Gyula Kosice was born Fernand Fallik in Košice, Slovakia in 1924, but his parents immigrated to Argentina when he was only a child.  He adopted the name Gyula Kosice as a tribute to his hometown.  Kosice is an Argentine writer, plastic artist, theoretician, and poet.  Along with Carmelo Arden-Quin, he founded the Madí movement and wrote the “Madí Manifest” in 1946.  Later on he also participated in the abstract-only Arte Concreto-Invención movement. He is considered one of the vanguards of kinetic and luminance art, being one of the first to experiment with new materials and abstraction.  He studied drawing and modeling at three different academies.

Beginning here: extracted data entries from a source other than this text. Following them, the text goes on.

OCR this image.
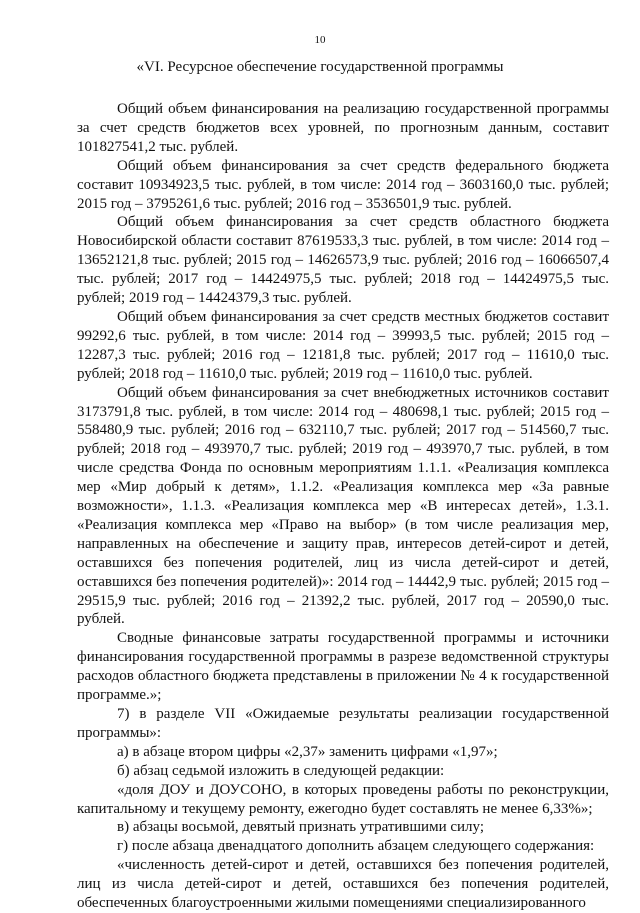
10
«VI. Ресурсное обеспечение государственной программы

Общий объем финансирования на реализацию государственной программы за счет средств бюджетов всех уровней, по прогнозным данным, составит 101827541,2 тыс. рублей.

Общий объем финансирования за счет средств федерального бюджета составит 10934923,5 тыс. рублей, в том числе: 2014 год – 3603160,0 тыс. рублей; 2015 год – 3795261,6 тыс. рублей; 2016 год – 3536501,9 тыс. рублей.

Общий объем финансирования за счет средств областного бюджета Новосибирской области составит 87619533,3 тыс. рублей, в том числе: 2014 год – 13652121,8 тыс. рублей; 2015 год – 14626573,9 тыс. рублей; 2016 год – 16066507,4 тыс. рублей; 2017 год – 14424975,5 тыс. рублей; 2018 год – 14424975,5 тыс. рублей; 2019 год – 14424379,3 тыс. рублей.

Общий объем финансирования за счет средств местных бюджетов составит 99292,6 тыс. рублей, в том числе: 2014 год – 39993,5 тыс. рублей; 2015 год – 12287,3 тыс. рублей; 2016 год – 12181,8 тыс. рублей; 2017 год – 11610,0 тыс. рублей; 2018 год – 11610,0 тыс. рублей; 2019 год – 11610,0 тыс. рублей.

Общий объем финансирования за счет внебюджетных источников составит 3173791,8 тыс. рублей, в том числе: 2014 год – 480698,1 тыс. рублей; 2015 год – 558480,9 тыс. рублей; 2016 год – 632110,7 тыс. рублей; 2017 год – 514560,7 тыс. рублей; 2018 год – 493970,7 тыс. рублей; 2019 год – 493970,7 тыс. рублей, в том числе средства Фонда по основным мероприятиям 1.1.1. «Реализация комплекса мер «Мир добрый к детям», 1.1.2. «Реализация комплекса мер «За равные возможности», 1.1.3. «Реализация комплекса мер «В интересах детей», 1.3.1. «Реализация комплекса мер «Право на выбор» (в том числе реализация мер, направленных на обеспечение и защиту прав, интересов детей-сирот и детей, оставшихся без попечения родителей, лиц из числа детей-сирот и детей, оставшихся без попечения родителей)»: 2014 год – 14442,9 тыс. рублей; 2015 год – 29515,9 тыс. рублей; 2016 год – 21392,2 тыс. рублей, 2017 год – 20590,0 тыс. рублей.

Сводные финансовые затраты государственной программы и источники финансирования государственной программы в разрезе ведомственной структуры расходов областного бюджета представлены в приложении № 4 к государственной программе.»;

7) в разделе VII «Ожидаемые результаты реализации государственной программы»:

а) в абзаце втором цифры «2,37» заменить цифрами «1,97»;

б) абзац седьмой изложить в следующей редакции:

«доля ДОУ и ДОУСОНО, в которых проведены работы по реконструкции, капитальному и текущему ремонту, ежегодно будет составлять не менее 6,33%»;

в) абзацы восьмой, девятый признать утратившими силу;

г) после абзаца двенадцатого дополнить абзацем следующего содержания:

«численность детей-сирот и детей, оставшихся без попечения родителей, лиц из числа детей-сирот и детей, оставшихся без попечения родителей, обеспеченных благоустроенными жилыми помещениями специализированного
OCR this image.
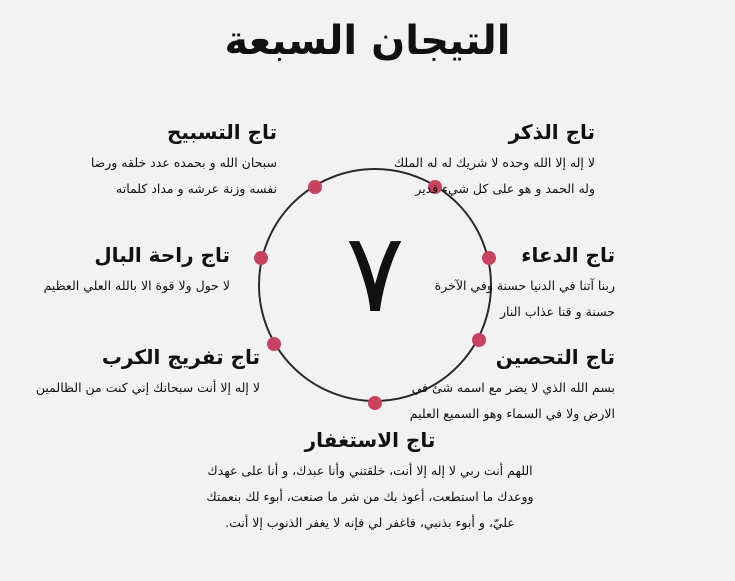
التيجان السبعة
٧
تاج الذكر
لا إله إلا الله وحده لا شريك له له الملك
وله الحمد و هو على كل شيء قدير
تاج الدعاء
ربنا آتنا في الدنيا حسنة وفي الآخرة
حسنة و قنا عذاب النار
تاج التحصين
بسم الله الذي لا يضر مع اسمه شئ في
الارض ولا في السماء وهو السميع العليم
تاج التسبيح
سبحان الله و بحمده عدد خلقه ورضا
نفسه وزنة عرشه و مداد كلماته
تاج راحة البال
لا حول ولا قوة الا بالله العلي العظيم
تاج تفريج الكرب
لا إله إلا أنت سبحانك إني كنت من الظالمين
تاج الاستغفار
اللهم أنت ربي لا إله إلا أنت، خلقتني وأنا عبدك، و أنا على عهدك
ووعدك ما استطعت، أعوذ بك من شر ما صنعت، أبوء لك بنعمتك
عليّ، و أبوء بذنبي، فاغفر لي فإنه لا يغفر الذنوب إلا أنت.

In 1946, he created luminance structures with neon gas, used for the first time in the worldwide plane.  In 1949, he also became the innovator behind the hydraulic sculpture, and he uses the water as an essential element in his works. He also held the Retrospective Exhibition "A Hundred Works of Kosice, a Forerunner" at the Di Tella Institute (1968) and the Retrospective Exhibition in the National Museum of Fine Arts (1991) in Buenos Aires.  Also worthy of note is Kosice’s participation in the “Multiple Modernities” exhibition at the Centre Pompidou in Paris in 2014.  He was given a whole room to exhibit his work, which included his notable 1944 “Röyi” wooden sculpture, considered today one of the pieces that paved the way to Argentinean abstraction.

 

He has also published 14 books of essays and poetry and has made 30 personal exhibitions and participated in more than 600 group exhibitions. He was distinguished as "Caballero de las Artes y las Letras" (Lord of the Arts and Literature) by the government of France and named Honorary Citizen of the City of Buenos Aires. Lastly, he made monumental sculptures, hidro-spatial routes, and hydro-murals. His works appear in museums and private collections in Argentina, Latin America, the United States, Europe, and Asia.